Choi led a six-member expert delegation for a meeting with their
counterparts in Shenzhen yesterday afternoon to exchange views and
share information concerning the bordering city's first human avian
influenza case.
The local government stated in a press release on Tuesday night
that the man's wife had bought a chicken two weeks ago at a nearby
wet market and cooked it for the five-member family the same night.
So far, no other family members have showed any symptoms of bird
flu.
The man had also visited the wet market which sold chickens in
the days before he fell ill, said Choi.
Roy Wadia, spokesman for the Beijing office of the World Health
Organization (WHO), said the supervision and monitoring of the
epidemic among poultry had to be strengthened.

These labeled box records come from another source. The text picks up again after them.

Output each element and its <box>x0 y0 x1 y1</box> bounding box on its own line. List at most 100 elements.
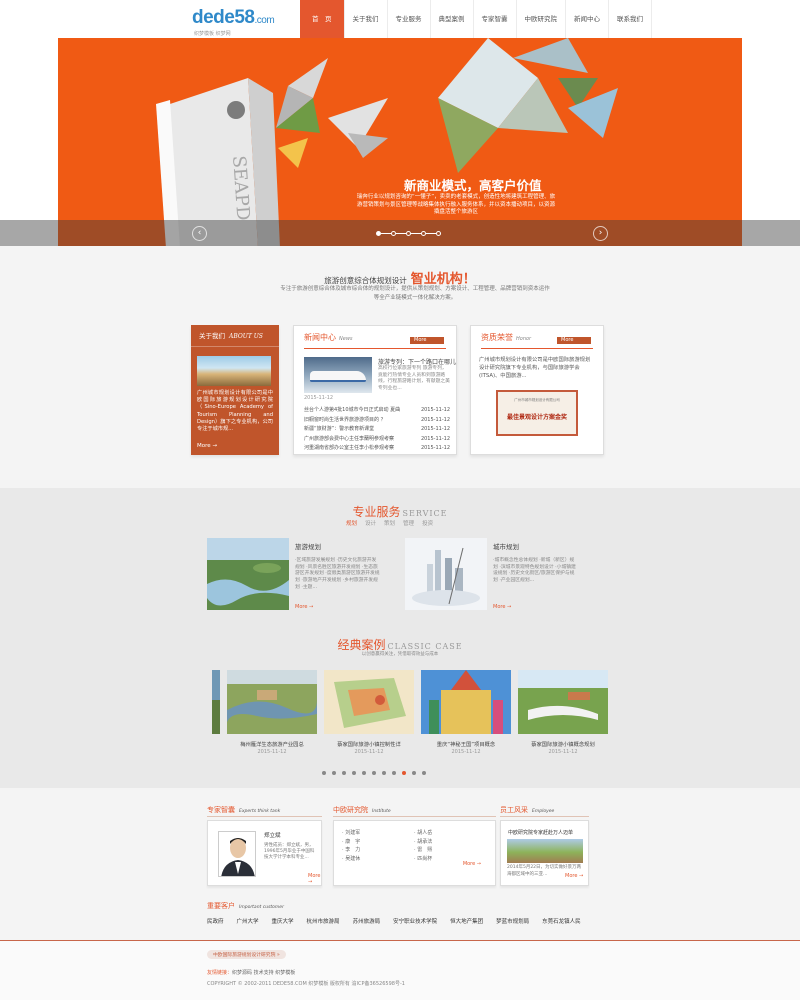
case-dot[interactable] <box>392 771 396 775</box>
case-dot[interactable] <box>322 771 326 775</box>
list-item[interactable]: · 刘建军 <box>342 829 402 838</box>
main-nav: 首 页 关于我们 专业服务 典型案例 专家智囊 中欧研究院 新闻中心 联系我们 <box>300 0 652 38</box>
list-item[interactable]: · 胡承法 <box>414 838 474 847</box>
nav-news[interactable]: 新闻中心 <box>566 0 609 38</box>
case-image[interactable] <box>421 670 511 734</box>
case-dot[interactable] <box>342 771 346 775</box>
case-caption[interactable]: 梅州雁洋生态旅游产业园总 <box>222 740 322 748</box>
employee-more-link[interactable]: More → <box>565 873 583 879</box>
banner-description: 瑞奔行业以规划咨询的“一懂子”，卖卖的老套模式，创造性地将建筑工程管理、旅游营销… <box>356 194 556 215</box>
institute-list: · 胡人岳 · 胡承法 · 雷 熙 · 匹尚杯 <box>414 829 474 864</box>
news-row[interactable]: 丝台个人游第4批10城市今日正式启动 夏曲 2015-11-12 <box>304 406 450 416</box>
intro-description: 专注于旅游创意综合体及城市综合体的规划设计，提供从策划规划、方案设计、工程管理、… <box>280 286 550 301</box>
tab-planning[interactable]: 规划 <box>346 519 357 527</box>
case-caption[interactable]: 重庆“神秘王国”项目概念 <box>416 740 516 748</box>
news-header: 新闻中心 News More <box>294 326 456 348</box>
news-row[interactable]: 新疆“旅财游”：警示教育新课堂 2015-11-12 <box>304 425 450 435</box>
list-item[interactable]: · 吴建休 <box>342 855 402 864</box>
list-item[interactable]: · 雷 熙 <box>414 846 474 855</box>
logo-domain: .com <box>254 15 275 26</box>
news-row[interactable]: 广州旅游部会费中心主任李蘭明参观考察 2015-11-12 <box>304 435 450 445</box>
intro-prefix: 旅游创意综合体规划设计 <box>324 276 407 285</box>
honor-more-button[interactable]: More <box>557 337 591 344</box>
news-more-button[interactable]: More <box>410 337 444 344</box>
footer-link-list[interactable]: 织梦源码 技术支持 织梦模板 <box>232 970 295 976</box>
client-link[interactable]: 梦蓝市规划局 <box>496 917 529 925</box>
case-dot[interactable] <box>422 771 426 775</box>
tourism-planning-image[interactable] <box>207 538 289 610</box>
site-logo[interactable]: dede58.com 织梦模板 织梦网 <box>192 8 282 38</box>
nav-cases[interactable]: 典型案例 <box>431 0 474 38</box>
client-link[interactable]: 苏州旅游局 <box>353 917 381 925</box>
expert-desc: 男性成员：郑立斌，男，1996年5月毕业于中国科技大学计学本科专业... <box>264 843 315 860</box>
tab-management[interactable]: 管理 <box>403 519 414 527</box>
divider <box>333 816 496 817</box>
news-row[interactable]: 河重湖南省部办公室主任李小松参观考察 2015-11-12 <box>304 444 450 454</box>
service-more-link[interactable]: More → <box>295 604 313 610</box>
list-item[interactable]: · 康 宇 <box>342 838 402 847</box>
news-feature-image <box>304 357 372 393</box>
urban-planning-image[interactable] <box>405 538 487 610</box>
case-dot[interactable] <box>332 771 336 775</box>
case-image[interactable] <box>324 670 414 734</box>
nav-home[interactable]: 首 页 <box>300 0 345 38</box>
client-link[interactable]: 东莞石龙镇人民 <box>542 917 581 925</box>
cases-subtitle: 以创意赢得关注，凭借取得效益与成本 <box>361 652 439 657</box>
news-list: 丝台个人游第4批10城市今日正式启动 夏曲 2015-11-12 旧橱窗时尚生活世… <box>304 406 450 454</box>
list-item[interactable]: · 胡人岳 <box>414 829 474 838</box>
certificate-image[interactable]: 广州市城市规划设计有限公司 最佳景观设计方案金奖 <box>496 390 578 436</box>
client-link[interactable]: 安宁职业技术学院 <box>393 917 437 925</box>
experts-more-link[interactable]: More → <box>308 873 321 885</box>
footer-badge[interactable]: 中欧国际旅游规划设计研究院 » <box>207 950 286 959</box>
news-row[interactable]: 旧橱窗时尚生活世界旅游游项目的 ？ 2015-11-12 <box>304 416 450 426</box>
case-image[interactable] <box>518 670 608 734</box>
tab-investment[interactable]: 投资 <box>422 519 433 527</box>
client-link[interactable]: 杭州市旅游局 <box>307 917 340 925</box>
case-date: 2015-11-12 <box>548 749 578 755</box>
about-more-link[interactable]: More → <box>197 443 217 449</box>
banner-dot[interactable] <box>436 231 441 236</box>
about-title-en: ABOUT US <box>229 333 263 340</box>
about-card: 关于我们 ABOUT US 广州城市规划设计有限公司是中欧国际旅游规划设计研究院（… <box>191 325 279 455</box>
case-dot[interactable] <box>362 771 366 775</box>
case-dot[interactable] <box>372 771 376 775</box>
case-caption[interactable]: 蔡家国际旅游小镇概念规划 <box>513 740 613 748</box>
nav-services[interactable]: 专业服务 <box>388 0 431 38</box>
honor-title-en: Honor <box>516 336 532 342</box>
case-date: 2015-11-12 <box>257 749 287 755</box>
news-feature[interactable]: 旅游专列：下一个路口在哪儿 高校行位家旅游专列 旅游专列，竟能行热情专业人员和到… <box>294 349 456 401</box>
nav-experts[interactable]: 专家智囊 <box>474 0 517 38</box>
institute-more-link[interactable]: More → <box>463 861 481 867</box>
banner-title: 新商业模式，高客户价值 <box>404 178 542 193</box>
tab-design[interactable]: 设计 <box>365 519 376 527</box>
employee-photo[interactable] <box>507 839 583 863</box>
employee-headline[interactable]: 中欧研究院专家赶赴万人迈单 <box>508 829 573 836</box>
list-item[interactable]: · 李 力 <box>342 846 402 855</box>
case-dot[interactable] <box>352 771 356 775</box>
site-footer: 中欧国际旅游规划设计研究院 » 友情链接：织梦源码 技术支持 织梦模板 COPY… <box>0 940 800 1000</box>
honor-title: 资质荣誉 <box>481 333 513 342</box>
service-name[interactable]: 城市规划 <box>493 541 519 551</box>
banner-prev-button[interactable]: ‹ <box>192 226 207 241</box>
case-dot[interactable] <box>412 771 416 775</box>
client-link[interactable]: 重庆大学 <box>272 917 294 925</box>
client-link[interactable]: 广州大学 <box>237 917 259 925</box>
nav-contact[interactable]: 联系我们 <box>609 0 652 38</box>
news-feature-title[interactable]: 旅游专列：下一个路口在哪儿 <box>378 357 456 366</box>
tab-strategy[interactable]: 策划 <box>384 519 395 527</box>
service-more-link[interactable]: More → <box>493 604 511 610</box>
case-dot[interactable] <box>382 771 386 775</box>
case-caption[interactable]: 蔡家国际旅游小镇控制性详 <box>319 740 419 748</box>
nav-institute[interactable]: 中欧研究院 <box>517 0 566 38</box>
expert-photo[interactable] <box>218 831 256 877</box>
case-image[interactable] <box>227 670 317 734</box>
client-link[interactable]: 恒大地产集团 <box>450 917 483 925</box>
client-link[interactable]: 民政府 <box>207 917 224 925</box>
employee-card: 中欧研究院专家赶赴万人迈单 2014年5月22日，为切实做好景万两海都区域中的三… <box>500 820 589 886</box>
expert-name[interactable]: 郑立斌 <box>264 831 281 839</box>
banner-next-button[interactable]: › <box>593 226 608 241</box>
nav-about[interactable]: 关于我们 <box>345 0 388 38</box>
news-feature-desc: 高校行位家旅游专列 旅游专列，竟能行热情专业人员和到旅游路线，行程旅游路计划，有… <box>378 366 450 391</box>
service-name[interactable]: 旅游规划 <box>295 541 321 551</box>
case-dot[interactable] <box>402 771 406 775</box>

He added public awareness needed to be raised on how to
correctly handle and cook chicken.
The man would become China's 19th reported human case if he is
confirmed as having the deadly H5N1 strain. Twelve of those cases
have been fatal.
Although Hong Kong has been free from any human case of bird flu
since early 2003, the suspected case in Shenzhen has put it on high
alert. The special administrative region's hospital authority was
due to launch a three-week enhanced surveillance program today.
The suspected case of bird flu comes nearly three months after
Hong Kong resumed imports of live chickens from the mainland. It
followed a three-week suspension after a man died of bird flu in
Guangzhou in early March.
Guangdong Vice-Governor Lei Yulan said the provincial government
had paid great attention to the case and would continue to
reinforce the quarantine on birds both imported and exported.
In another development, China has developed a new testing
technology that will allow veterinary workers to detect the H5
subtype strains of bird flu among birds within 12 minutes, the
Ministry of Agriculture said yesterday.